Doğuştan bedensel engelli 40 yaşındaki Ömer Bekir Kazan, okuma yazma bilmeden 4 kitap çıkardı.
0
Doğuştan bedensel engelli 40 yaşındaki Ömer Bekir Kazan, okuma yazma bilmeden 4 kitap çıkardı.
Annesine yapılan bir iğne nedeniyle beyin hücreleri ölen Ömer Bekir Kazan dünyaya engelli olarak geldi. Bedensel engeli nedeniyle okula gidemeyen Kazan, okuma yazma öğrenemedi ama yılarca kitap yazma hayali kurdu. 17 yaşındayken bir arkadaşının tavsiyesi üzerine duygularını düşüncelerini dile getiren Ömer Bekir Kazan, yazarlık hayalini gerçekleştirme imkanı buldu.Hafızasında sakladığı şiirlerini ziyaretine gelen arkadaşlarına yazdırmaya başlayan Kazan, yakınlarından aldığı destekle daha sonra kitaplarını çıkardı.
Küçükçekmece'de yaşayan 40 yaşındaki Ömer Bekir Kazan, kitaplarına İlk Davam, Hayata Yön Veren Hikayeler, Azmin Gücü ve Ayrılık Rüzgarları ismini verdi. Küçükçekmece Belediyesi Cennet Kültür Merkezi'nde engelliler yönelik faaliyetlerle sosyal yaşamın içerisine karışan Kazan, başarılarıyla çevresine örnek oldu.
"YAZDIĞIM ŞİİRLER BAMBAŞKA BİR DÜNYAYA KENDİMİ ATTIM"
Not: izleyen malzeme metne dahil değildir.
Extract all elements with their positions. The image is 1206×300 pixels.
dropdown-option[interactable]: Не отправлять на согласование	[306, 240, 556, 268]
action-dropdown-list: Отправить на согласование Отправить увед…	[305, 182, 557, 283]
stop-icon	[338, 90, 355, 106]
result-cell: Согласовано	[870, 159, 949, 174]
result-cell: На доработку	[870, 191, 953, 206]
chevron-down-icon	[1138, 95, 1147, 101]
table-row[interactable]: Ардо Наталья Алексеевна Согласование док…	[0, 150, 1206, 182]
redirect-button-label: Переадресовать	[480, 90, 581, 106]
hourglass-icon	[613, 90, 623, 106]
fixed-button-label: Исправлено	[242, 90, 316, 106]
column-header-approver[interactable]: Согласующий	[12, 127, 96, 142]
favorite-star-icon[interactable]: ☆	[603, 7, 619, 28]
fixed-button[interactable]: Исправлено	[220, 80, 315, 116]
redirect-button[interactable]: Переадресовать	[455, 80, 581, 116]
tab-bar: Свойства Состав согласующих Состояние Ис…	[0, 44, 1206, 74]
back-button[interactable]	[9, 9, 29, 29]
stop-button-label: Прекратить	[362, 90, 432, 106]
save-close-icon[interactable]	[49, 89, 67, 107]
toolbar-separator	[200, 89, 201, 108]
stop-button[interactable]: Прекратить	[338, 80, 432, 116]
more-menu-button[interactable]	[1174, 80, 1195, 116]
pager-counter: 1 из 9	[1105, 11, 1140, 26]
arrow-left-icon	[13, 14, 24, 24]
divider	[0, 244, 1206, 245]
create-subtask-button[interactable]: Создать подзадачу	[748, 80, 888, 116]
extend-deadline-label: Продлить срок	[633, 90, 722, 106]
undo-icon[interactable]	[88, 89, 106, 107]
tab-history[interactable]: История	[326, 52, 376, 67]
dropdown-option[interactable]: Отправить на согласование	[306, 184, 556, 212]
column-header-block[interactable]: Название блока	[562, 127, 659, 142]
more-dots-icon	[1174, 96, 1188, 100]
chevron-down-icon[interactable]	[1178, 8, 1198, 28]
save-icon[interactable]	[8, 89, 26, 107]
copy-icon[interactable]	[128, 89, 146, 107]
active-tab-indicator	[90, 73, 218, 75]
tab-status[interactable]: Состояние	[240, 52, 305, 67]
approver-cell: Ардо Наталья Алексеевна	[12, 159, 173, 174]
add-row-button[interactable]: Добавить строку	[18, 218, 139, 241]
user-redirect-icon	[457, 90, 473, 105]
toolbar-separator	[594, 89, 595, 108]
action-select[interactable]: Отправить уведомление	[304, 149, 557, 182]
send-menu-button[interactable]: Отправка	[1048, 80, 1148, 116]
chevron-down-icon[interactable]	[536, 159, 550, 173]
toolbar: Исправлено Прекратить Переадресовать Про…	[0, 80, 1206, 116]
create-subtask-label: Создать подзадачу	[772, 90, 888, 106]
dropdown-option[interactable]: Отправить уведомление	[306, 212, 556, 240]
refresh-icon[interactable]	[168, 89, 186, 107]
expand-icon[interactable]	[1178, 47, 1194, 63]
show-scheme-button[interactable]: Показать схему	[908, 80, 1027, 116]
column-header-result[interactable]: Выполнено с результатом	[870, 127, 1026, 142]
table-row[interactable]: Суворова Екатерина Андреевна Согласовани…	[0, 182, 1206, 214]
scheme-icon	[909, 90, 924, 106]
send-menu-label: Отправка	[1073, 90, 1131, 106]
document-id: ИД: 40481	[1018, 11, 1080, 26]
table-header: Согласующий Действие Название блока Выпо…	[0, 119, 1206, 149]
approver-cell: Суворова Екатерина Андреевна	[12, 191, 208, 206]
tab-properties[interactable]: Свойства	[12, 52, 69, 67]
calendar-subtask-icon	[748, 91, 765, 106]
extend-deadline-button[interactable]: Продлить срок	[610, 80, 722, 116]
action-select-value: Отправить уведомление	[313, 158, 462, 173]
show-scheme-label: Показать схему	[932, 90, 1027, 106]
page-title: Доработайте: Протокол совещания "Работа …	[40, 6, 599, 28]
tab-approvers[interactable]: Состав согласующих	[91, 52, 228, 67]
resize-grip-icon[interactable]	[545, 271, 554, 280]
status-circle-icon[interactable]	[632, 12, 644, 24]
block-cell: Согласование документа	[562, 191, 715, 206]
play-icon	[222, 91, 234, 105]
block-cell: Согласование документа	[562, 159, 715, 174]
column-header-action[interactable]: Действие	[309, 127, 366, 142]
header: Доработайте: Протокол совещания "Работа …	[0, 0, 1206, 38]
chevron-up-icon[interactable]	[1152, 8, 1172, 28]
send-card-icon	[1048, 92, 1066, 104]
1994 yılında bir arkadaşının tavsiyesi üzerine şiir yazmaya başladığını ifade eden Kazan, "Daha sonra kendimi yazdıklarımla bambaşka bir dünyaya gittim. İlk Dava adlı bir roman yazarak adı Umut olan bir kahraman yarattım. Onun hayatını yazarken, onun yerine kendimi koyarak yazdım. Sanki onun yaşadıklarını ben yaşıyormuşum gibi yazdım" dedi.
"OKUMA YAZMA BİLMEDEN KİTAP YAZDIM"
Okuma yazma bilmeden kitap yazdığını belirten Ömer Bekir Kazan, "Bir insan istedikten sonra her şeyi yapabilir. Ama bizler istediğimiz şeyi başarmak istemiyoruz. Hani bir şiir var ya 'Hayat bana yalan söyledi' aslında hayat bize yalan söylemiyor biz ona yalan söylüyoruz. Unutmayın hayat bir dondurma gibidir, onu eritmeden yemeyi bilmeliyiz. Onun için hayatı yaşarken, bir gün bile atlamadan, hayallerimizin üzerine giderek, hayata yalan söylemeden en iyi şekilde yaşamamız lazım" diye konuştu.
"ENGELLİLER NORMAL İNSANLARA ÖĞRETMENLİK YAPIYOR"
Engelli bireylerin topluma karışması gerektiğini söyleyen Kazan, "Engellilere diyorum ki suç aslında dışarıdaki insanlarda değil, engelli arkadaşlarda. Engelli arkadaşlar dışarıya çıkmadan kendilerini odaya kapatıyorlar. Dışarıdaki insanlara kendimizi kabul ettirmemiz lazım. Aslında engelliler normal insanlara farkında olmadan öğretmenlik yapıyor. Engelliler normal insanlara canımızın ne kadar önemli olduğunu gösteriyor" şeklinde konuştu.
"HAYALLERİNİ HAFIZASINDA TOPLADI, DAHA SONRA YAZDI"
Ömer Bekir'in babası Selahattin Kazan ise engelli bireylerin ailelerine büyük bir sorumluluk düştüğünü belirterek, "Ömer'in en büyük hayali olan kitap yazma düşüncesi tamamen kendi fikri kendi düşüncesi, hayallerini yıllarca aylarca hafızasında topladı. Bu işlemden sonra karar vererek defter ve kalem istedi. Aldığımız kalem ve defteri başının altına koydu ve düşündüklerini sokaktan gelen arkadaşına defteri kalemi verir ve yaz bakalım dedi. Yazıları bayağı bir zaman bu şekilde devam etti. Daha sonra bilgisayar aldık o elini kullanamadığı için arkadaşı yazmaya devam etti" ifadelerini kullandı.